Oxalate is a minor, but important metabolite of ethylene glycol and has been directly linked with acute and subchronic renal toxicity in ethylene glycol poisoning. Numerous studies have characterized the cytotoxicity of oxalate as including plasma membrane damage and organelle injury. Oxalate has two forms in vivo: oxalate ions and calcium oxalate monohydrate (COM) crystals that readily form in the presence of calcium. The present study was designed to compare the cytotoxicity of the oxalate ion and COM crystals in human and rat cells. In rat red blood cells, the oxalate ion did not increase hemolysis, while COM crystals produced hemolysis with a concentration-dependent increase. In human proximal tubule (HPT) cells in culture, COM suspensions, at concentrations >3 mM but with no oxalate ion, caused cytotoxicity as evidenced by the release of lactate dehydrogenase (LDH) into media. Cytotoxicity was not observed in HPT cells treated with oxalate solutions that contained no COM because EDTA prevented its formation.

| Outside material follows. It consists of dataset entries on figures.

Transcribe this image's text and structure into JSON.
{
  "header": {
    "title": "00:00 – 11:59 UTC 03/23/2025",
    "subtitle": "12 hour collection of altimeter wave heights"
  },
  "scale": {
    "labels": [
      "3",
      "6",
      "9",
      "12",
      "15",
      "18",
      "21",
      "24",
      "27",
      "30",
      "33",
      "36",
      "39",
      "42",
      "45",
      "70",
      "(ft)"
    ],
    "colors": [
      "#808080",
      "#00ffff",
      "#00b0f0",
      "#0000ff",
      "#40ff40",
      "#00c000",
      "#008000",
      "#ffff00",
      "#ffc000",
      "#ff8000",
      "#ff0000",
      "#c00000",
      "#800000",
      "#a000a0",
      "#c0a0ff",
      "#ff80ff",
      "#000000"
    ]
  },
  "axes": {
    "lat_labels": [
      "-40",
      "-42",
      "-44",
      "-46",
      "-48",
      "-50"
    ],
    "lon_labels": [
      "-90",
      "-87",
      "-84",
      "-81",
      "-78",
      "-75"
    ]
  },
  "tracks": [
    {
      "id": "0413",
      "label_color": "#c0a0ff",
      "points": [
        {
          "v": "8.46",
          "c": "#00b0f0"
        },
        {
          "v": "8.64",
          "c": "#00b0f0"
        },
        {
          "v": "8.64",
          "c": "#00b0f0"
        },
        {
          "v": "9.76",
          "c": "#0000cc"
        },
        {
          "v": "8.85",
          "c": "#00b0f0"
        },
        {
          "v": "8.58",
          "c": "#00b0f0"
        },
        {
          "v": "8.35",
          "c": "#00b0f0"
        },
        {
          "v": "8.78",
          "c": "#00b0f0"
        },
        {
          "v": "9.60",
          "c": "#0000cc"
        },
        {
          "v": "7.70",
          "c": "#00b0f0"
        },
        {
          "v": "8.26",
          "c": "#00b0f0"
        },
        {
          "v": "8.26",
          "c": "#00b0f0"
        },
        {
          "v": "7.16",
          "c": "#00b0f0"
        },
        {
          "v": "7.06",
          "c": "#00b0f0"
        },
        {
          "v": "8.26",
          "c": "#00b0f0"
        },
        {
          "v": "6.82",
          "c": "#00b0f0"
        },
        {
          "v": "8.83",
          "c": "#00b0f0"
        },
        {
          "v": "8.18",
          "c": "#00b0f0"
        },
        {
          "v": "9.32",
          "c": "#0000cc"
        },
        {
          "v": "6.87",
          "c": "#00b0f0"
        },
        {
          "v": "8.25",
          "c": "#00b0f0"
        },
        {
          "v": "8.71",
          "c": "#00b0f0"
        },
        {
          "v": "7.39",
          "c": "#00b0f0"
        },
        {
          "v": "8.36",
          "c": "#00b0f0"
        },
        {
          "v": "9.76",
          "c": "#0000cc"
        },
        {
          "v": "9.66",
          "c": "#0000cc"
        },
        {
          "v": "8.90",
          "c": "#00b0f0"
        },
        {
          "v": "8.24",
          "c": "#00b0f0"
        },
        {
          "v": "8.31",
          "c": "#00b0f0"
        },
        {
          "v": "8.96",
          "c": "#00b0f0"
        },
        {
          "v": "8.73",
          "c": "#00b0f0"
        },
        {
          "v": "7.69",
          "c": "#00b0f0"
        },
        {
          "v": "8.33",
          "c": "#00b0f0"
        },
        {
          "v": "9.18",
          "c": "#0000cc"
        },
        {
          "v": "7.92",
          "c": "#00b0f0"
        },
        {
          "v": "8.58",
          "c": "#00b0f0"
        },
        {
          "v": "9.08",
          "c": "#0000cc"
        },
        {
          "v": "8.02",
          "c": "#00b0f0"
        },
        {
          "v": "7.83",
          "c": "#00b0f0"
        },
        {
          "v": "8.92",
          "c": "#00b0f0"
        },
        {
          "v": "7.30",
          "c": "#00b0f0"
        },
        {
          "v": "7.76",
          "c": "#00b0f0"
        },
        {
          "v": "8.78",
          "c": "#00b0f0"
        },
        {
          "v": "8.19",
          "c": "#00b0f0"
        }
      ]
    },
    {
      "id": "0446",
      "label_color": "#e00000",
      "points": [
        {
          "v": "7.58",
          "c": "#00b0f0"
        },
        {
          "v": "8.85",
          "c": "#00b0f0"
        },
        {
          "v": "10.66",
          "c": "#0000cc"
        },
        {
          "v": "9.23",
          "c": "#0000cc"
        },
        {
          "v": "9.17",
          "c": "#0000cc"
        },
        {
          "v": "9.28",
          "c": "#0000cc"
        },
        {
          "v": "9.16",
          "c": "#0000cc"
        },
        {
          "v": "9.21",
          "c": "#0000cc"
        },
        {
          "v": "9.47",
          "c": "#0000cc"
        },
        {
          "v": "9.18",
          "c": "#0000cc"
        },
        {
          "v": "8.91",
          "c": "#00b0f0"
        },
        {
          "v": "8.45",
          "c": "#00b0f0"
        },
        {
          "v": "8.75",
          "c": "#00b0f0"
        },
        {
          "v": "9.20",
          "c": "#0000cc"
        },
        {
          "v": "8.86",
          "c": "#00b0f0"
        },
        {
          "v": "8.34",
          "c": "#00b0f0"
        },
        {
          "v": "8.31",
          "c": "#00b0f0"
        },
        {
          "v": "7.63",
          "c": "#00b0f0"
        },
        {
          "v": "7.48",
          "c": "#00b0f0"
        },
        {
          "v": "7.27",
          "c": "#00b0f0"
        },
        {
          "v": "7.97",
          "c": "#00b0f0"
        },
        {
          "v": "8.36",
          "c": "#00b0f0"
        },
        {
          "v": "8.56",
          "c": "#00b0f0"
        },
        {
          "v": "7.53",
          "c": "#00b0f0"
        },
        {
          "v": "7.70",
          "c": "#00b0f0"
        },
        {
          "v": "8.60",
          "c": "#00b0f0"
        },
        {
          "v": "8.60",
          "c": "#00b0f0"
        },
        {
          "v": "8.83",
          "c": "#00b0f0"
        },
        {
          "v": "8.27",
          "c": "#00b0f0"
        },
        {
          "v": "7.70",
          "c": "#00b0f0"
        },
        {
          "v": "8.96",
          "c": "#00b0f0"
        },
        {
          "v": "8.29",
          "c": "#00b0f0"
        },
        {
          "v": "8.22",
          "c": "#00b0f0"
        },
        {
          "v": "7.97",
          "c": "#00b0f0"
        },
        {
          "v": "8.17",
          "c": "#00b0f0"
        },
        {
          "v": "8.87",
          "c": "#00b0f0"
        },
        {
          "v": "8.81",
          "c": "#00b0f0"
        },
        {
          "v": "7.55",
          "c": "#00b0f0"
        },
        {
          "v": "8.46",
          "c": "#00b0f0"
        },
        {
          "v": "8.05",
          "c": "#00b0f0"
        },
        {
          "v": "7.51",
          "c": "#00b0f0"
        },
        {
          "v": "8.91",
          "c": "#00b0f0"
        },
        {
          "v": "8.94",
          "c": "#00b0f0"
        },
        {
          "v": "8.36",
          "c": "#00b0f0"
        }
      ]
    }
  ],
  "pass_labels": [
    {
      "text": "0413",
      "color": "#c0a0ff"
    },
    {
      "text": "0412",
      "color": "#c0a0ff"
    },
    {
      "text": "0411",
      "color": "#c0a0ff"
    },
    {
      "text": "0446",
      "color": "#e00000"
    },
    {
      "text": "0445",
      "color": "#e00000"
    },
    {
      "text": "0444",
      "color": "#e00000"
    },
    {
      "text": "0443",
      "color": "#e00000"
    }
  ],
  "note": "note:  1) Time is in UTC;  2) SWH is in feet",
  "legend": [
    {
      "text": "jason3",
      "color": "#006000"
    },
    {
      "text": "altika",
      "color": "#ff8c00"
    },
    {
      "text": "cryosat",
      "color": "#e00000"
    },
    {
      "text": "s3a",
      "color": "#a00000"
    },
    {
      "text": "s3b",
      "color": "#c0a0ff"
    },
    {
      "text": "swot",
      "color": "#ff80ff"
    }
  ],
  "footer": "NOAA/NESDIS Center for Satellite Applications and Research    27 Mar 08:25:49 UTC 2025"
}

The cytotoxic effects of COM to HPT cells were potentiated by acidosis (pH 6.5), but not by glycolate, the major metabolite of ethylene glycol. The toxicity of COM to HPT cells and to proximal tubule cells from Wistar and F-344 rats, compared using both ethidium homodimer uptake and LDH leakage, increased in human and rat cells in a concentration-dependent manner. Rat cells were more sensitive to COM than HPT cells, but there were no apparent differences between the effects in Wistar cells and F-344 cells. These results demonstrate that COM crystals, and not the oxalate ion, are responsible for the membrane damage and cell death observed in normal human and rat PT cells and suggest that COM accumulation in the kidney is responsible for the renal toxicity associated with ethylene glycol exposure.